It went like this:
1. OCer could get a Northwood, and overclock it. Said OCer got great value, and pushed the new stuff. Athlon XPs of the time didn't OC as easily. Much like with Conroe, and the A64 X2s on AMD's side, a couple years later, Intel really had a bunch of 2.4GHz+ CPUs on their hands, but sold them at various lower speeds, as well, to make more money, by controlling supply and cost of the faster rated models.
2. Normal person would read all about it, and then buy the P4, instead of an Athlon XP, but never actually overclock it, and effectively end up spending more than they needed to. The additional money went into Intel's pockets

. Quite a few games were significantly faster on the Athlon XP, until the 865,
at stock CPU speeds.
With the 865 chipset, the need to OC to get better value went away, as long as you were getting C or E CPUs,
and the 2.4C was a solid 3-3.4GHz OC CPU. Said CPUs could be bottlenecked sometimes, by the 845 and 848, for gaming and content creation.
http://www.sharkyextreme.com/hardware/cpu/article.php/3261_941741_5/Intel-845-DDR-Chipset-Review.htm
^ Blast from the past, including the 1st year of the notorious Intel-biased Sysmark testing!
I kinda miss the fact that OEM CPUs aren't sold at various outlets any longer. I remember back during that time you could opt for the boxed retail or a non-boxed OEM chip without a cooler, which is usually what I chose. I wonder what prompted that change....I still don't think many people use the stock boxed cooler with the unlocked chips.
Counterfeiting in 3rd world countries, by relabeling, was a major problem, through the early 00s. A slower CPU would be repackaged as a faster CPU. In AMD's case, this included changing multipliers.

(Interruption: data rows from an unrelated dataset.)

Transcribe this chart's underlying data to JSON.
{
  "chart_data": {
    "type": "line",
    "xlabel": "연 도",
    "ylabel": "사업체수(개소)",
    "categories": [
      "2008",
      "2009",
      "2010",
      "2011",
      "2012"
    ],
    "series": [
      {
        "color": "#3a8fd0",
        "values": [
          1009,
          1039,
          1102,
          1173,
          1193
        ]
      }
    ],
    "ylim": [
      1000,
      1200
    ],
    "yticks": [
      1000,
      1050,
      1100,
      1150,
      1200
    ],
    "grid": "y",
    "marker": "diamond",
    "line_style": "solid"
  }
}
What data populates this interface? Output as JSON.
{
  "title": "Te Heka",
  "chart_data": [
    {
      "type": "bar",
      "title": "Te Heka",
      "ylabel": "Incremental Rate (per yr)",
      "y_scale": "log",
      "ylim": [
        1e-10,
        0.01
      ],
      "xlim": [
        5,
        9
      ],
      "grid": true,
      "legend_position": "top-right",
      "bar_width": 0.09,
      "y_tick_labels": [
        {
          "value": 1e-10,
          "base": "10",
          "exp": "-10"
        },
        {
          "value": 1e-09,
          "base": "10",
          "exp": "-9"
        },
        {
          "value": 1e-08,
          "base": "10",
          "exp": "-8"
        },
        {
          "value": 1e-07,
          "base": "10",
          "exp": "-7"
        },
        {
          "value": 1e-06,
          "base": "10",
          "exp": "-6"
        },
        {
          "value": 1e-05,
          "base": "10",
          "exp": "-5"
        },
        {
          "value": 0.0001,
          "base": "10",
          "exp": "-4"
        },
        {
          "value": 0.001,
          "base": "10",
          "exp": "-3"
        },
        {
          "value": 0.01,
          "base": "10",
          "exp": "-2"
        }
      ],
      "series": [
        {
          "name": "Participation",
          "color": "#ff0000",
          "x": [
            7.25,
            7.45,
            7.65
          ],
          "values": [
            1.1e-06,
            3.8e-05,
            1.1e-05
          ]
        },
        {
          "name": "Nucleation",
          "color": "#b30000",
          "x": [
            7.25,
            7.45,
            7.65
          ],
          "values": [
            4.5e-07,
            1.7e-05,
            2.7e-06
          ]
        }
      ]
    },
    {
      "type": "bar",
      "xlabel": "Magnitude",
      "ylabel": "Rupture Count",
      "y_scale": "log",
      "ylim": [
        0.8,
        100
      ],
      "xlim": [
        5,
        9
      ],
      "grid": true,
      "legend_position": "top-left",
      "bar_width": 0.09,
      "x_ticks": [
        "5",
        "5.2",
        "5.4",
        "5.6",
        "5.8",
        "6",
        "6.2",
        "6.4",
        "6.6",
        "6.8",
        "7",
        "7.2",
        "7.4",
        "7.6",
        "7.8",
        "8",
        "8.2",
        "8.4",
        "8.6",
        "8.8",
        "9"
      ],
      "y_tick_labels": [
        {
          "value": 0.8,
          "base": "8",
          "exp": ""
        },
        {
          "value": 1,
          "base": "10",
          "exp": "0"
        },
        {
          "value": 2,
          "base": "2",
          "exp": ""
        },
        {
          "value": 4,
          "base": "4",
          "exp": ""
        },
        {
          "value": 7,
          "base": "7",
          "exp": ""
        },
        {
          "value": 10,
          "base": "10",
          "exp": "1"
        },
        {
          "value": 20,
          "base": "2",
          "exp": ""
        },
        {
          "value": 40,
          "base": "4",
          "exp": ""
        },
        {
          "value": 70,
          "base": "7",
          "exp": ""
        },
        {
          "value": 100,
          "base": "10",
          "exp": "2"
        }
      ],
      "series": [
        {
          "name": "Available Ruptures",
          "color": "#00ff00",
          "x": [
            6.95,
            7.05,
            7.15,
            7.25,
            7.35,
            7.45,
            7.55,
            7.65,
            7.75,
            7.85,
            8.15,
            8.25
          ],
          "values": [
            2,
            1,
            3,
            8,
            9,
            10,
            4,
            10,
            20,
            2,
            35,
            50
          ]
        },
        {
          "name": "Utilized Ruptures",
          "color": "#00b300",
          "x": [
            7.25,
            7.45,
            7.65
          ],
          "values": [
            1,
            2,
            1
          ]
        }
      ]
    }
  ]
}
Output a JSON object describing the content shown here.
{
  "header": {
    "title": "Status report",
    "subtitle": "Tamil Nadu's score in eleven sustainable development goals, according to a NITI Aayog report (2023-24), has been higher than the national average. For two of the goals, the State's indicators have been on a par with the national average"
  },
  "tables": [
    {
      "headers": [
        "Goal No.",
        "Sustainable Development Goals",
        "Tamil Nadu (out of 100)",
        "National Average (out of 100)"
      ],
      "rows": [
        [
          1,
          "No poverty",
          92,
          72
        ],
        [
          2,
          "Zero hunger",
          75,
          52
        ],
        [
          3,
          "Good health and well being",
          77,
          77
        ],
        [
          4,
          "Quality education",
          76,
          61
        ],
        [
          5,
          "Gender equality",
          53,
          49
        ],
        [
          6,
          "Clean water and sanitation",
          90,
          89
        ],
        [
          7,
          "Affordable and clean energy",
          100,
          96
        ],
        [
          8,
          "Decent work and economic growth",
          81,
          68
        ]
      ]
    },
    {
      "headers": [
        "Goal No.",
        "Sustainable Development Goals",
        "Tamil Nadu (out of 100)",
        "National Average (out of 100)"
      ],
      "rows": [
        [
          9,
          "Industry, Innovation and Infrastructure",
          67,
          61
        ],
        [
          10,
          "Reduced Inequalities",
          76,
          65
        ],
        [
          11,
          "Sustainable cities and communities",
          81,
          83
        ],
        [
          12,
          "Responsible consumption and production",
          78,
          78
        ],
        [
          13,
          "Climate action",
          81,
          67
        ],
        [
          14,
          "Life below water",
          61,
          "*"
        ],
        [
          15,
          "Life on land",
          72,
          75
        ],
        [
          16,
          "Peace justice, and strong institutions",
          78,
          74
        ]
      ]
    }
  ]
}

That led to making it harder to easily buy unboxed and tray units, to multiplier bridges being hidden, and to OEMs actually
desiring locked CPUs (if someone bought 10 Athlon HP or Gateway machines, overclocked them, then resold them as faster, even though the OC was unstable, that made HP or Gateway look bad, in the eyes of the end user). Shady PC shops and distributors were a problem. The unlocked chips, now, are there, or not, for marketing reasons, though, as both AMD and Intel can get a few more bucks for a given CPU.